According to the American Cancer Society, one out of every three people you know will face cancer at some point in their life. Luckily, a recent study performed at UC Berkeley and published in Proceedings of the National Academy of Sciences shows some promise of a possible cure. Daniel Nomura, a professor of the Nutritional Sciences and Toxicology Department and the main investigator of the study, shed new light on the importance of lipids in the development of cancer.
Although previous research studies have helped scientists to understand that lipids metabolize differently in cancer cells than in normal cells, the degree of such variation and its ramifications were unexplored.
“While it’s been known since the 1950s that a particular class of lipids called ‘ether lipids’ were heightened in levels in human tumors, it wasn’t known whether these ether lipids were just associated with, or were drivers of cancer aggressiveness,” Nomura said in an email.
The study focused on AGPS, the major enzyme involved in making ether lipids. Nomura and his team injected two groups of mice with cancerous cells. In one group, the AGPS enzyme remained active and in the other, the enzyme was inactivated. In the group with the active enzyme, cancer cells remained aggressive, while in the inactive group tumors were practically non-existent.
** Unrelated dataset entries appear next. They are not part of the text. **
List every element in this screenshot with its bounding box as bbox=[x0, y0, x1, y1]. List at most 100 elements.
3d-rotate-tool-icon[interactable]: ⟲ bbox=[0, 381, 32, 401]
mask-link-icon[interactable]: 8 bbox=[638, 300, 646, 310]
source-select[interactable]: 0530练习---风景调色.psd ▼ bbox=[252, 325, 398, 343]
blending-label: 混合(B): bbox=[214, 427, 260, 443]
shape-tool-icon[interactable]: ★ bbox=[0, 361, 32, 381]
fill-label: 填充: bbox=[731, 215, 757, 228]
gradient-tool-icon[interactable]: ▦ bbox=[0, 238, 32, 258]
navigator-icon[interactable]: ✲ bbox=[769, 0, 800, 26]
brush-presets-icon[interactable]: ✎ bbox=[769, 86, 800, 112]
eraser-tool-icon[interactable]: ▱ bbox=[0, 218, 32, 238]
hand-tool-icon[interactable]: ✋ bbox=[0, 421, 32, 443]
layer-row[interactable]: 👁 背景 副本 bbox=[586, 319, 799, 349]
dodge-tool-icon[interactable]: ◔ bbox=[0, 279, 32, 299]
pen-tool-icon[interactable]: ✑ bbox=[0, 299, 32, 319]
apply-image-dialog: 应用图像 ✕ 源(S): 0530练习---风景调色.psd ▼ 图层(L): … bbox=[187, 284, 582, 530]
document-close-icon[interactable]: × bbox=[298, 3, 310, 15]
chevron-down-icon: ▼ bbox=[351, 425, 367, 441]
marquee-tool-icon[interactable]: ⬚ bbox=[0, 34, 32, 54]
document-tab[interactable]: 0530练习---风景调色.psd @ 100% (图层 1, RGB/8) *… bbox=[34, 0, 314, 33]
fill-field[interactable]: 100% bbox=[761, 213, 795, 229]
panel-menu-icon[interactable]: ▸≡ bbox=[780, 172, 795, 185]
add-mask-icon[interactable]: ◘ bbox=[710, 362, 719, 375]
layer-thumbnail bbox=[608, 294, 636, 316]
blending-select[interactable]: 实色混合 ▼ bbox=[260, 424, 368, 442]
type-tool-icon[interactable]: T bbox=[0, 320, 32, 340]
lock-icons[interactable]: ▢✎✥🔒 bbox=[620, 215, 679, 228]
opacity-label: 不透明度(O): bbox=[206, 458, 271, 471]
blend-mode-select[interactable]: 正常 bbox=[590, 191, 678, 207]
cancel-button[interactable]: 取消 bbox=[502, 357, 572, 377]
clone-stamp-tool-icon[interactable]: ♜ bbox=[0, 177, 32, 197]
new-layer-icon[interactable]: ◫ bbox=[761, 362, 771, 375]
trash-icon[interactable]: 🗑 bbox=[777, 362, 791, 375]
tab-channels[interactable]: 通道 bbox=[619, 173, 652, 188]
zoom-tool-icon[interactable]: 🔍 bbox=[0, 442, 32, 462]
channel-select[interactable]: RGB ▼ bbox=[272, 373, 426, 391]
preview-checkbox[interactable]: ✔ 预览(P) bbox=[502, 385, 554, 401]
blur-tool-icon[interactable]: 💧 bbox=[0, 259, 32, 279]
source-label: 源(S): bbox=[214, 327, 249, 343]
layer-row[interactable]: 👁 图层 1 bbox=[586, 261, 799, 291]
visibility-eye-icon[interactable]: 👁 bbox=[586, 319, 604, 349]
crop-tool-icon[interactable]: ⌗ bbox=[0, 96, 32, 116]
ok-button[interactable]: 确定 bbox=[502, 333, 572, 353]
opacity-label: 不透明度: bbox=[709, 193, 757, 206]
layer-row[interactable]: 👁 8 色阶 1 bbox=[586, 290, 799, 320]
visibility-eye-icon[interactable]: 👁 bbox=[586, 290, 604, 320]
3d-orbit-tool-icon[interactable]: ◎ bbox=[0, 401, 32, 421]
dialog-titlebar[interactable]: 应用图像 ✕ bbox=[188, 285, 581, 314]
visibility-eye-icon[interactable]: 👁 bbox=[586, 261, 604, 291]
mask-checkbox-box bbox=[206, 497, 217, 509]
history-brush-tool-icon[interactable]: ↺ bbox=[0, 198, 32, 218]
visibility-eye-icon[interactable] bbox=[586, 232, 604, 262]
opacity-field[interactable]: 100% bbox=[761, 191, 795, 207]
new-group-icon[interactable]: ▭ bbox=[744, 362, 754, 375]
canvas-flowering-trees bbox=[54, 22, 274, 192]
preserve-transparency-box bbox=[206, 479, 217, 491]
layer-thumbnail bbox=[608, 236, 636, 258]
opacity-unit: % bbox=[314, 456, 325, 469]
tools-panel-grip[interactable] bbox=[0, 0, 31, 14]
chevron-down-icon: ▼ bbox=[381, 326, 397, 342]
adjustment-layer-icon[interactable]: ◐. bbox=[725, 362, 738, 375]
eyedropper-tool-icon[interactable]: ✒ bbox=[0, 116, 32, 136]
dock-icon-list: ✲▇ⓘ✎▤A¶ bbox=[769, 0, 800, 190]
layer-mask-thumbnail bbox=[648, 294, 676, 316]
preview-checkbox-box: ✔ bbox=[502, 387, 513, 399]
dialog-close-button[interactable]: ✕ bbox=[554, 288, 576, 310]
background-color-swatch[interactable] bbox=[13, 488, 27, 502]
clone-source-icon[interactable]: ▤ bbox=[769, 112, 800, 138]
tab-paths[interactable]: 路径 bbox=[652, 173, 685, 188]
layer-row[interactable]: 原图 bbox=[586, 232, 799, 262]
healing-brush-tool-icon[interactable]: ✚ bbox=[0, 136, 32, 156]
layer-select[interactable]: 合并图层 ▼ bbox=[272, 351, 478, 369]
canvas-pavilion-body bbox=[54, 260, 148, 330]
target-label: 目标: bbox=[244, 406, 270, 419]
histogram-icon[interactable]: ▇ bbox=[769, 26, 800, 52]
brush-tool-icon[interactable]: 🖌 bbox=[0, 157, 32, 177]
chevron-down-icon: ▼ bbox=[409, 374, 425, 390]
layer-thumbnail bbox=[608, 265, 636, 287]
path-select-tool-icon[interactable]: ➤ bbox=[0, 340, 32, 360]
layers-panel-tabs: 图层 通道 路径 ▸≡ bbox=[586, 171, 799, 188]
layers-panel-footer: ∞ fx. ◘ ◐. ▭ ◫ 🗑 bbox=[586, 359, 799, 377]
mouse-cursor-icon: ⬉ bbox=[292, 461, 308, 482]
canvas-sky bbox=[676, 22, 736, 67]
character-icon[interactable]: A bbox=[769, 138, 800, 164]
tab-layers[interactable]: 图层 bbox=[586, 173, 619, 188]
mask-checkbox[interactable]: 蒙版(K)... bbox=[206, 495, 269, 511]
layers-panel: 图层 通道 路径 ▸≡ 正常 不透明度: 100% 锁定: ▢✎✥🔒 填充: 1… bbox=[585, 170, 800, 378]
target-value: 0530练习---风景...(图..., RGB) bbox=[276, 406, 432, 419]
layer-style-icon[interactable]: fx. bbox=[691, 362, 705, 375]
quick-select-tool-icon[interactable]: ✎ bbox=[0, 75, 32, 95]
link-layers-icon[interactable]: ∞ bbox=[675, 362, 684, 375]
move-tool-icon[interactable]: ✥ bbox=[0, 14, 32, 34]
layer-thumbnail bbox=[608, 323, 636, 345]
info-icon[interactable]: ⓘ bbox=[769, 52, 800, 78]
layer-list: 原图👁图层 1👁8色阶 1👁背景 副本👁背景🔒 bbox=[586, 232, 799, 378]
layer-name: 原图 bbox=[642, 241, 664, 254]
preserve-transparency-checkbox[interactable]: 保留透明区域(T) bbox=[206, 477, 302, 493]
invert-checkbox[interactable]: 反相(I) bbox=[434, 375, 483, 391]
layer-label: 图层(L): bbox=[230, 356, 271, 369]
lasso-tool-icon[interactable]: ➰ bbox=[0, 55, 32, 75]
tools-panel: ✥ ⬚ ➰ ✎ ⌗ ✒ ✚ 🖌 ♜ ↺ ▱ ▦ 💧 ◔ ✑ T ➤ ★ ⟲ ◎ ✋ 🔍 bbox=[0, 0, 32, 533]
In doing so, it helped to prove that lipid membranes can be responsible for signaling and fueling cancer growth in other cells.
Daniel Benjamin, a fourth-year graduate student in Nomura’s lab, is responsible for designing and implementing projects for studies such as this one.
“What I found to be extremely challenging was trying to fully understand the extent to which one small change to a cancer cell — in this case, disabling an enzyme (AGPS) that synthesizes ether lipids — could have such extensive and widespread effects on many different aspects of cancer cell metabolism,” Benjamin said.
Benjamin said that the metabolism of a cancer cell is somewhat analogous to a complex chain of dominoes.
“What we essentially did in this study was remove one of those dominoes,” Benjamin said.
The results of the study confirmed that when AGPS levels were high in the mice, the cells turned cancerous. They also found that the inactivation of the AGPS made the cancer cells less viable.
It is no secret that cancer continues to impact the lives of many individuals, such as second-year political science major Stephanie Bonham whose father was diagnosed with brain cancer.
“Watching my dad die of cancer forced me to come to terms with mortality at a young age,” Bonham said. “His death also caused my family members to distance themselves from one another. It wasn’t until our family bonded with my stepdad, who had experienced the same tragedy, that we finally came together again.”
Research like this promises to help make such tragedies a thing of the past. Unfortunately, according to Benjamin, AGPS inhibitors are not a magic bullet to cure all types of cancer, but when used in combination with chemotherapy, they represent a significant step forward in the battle with this disease.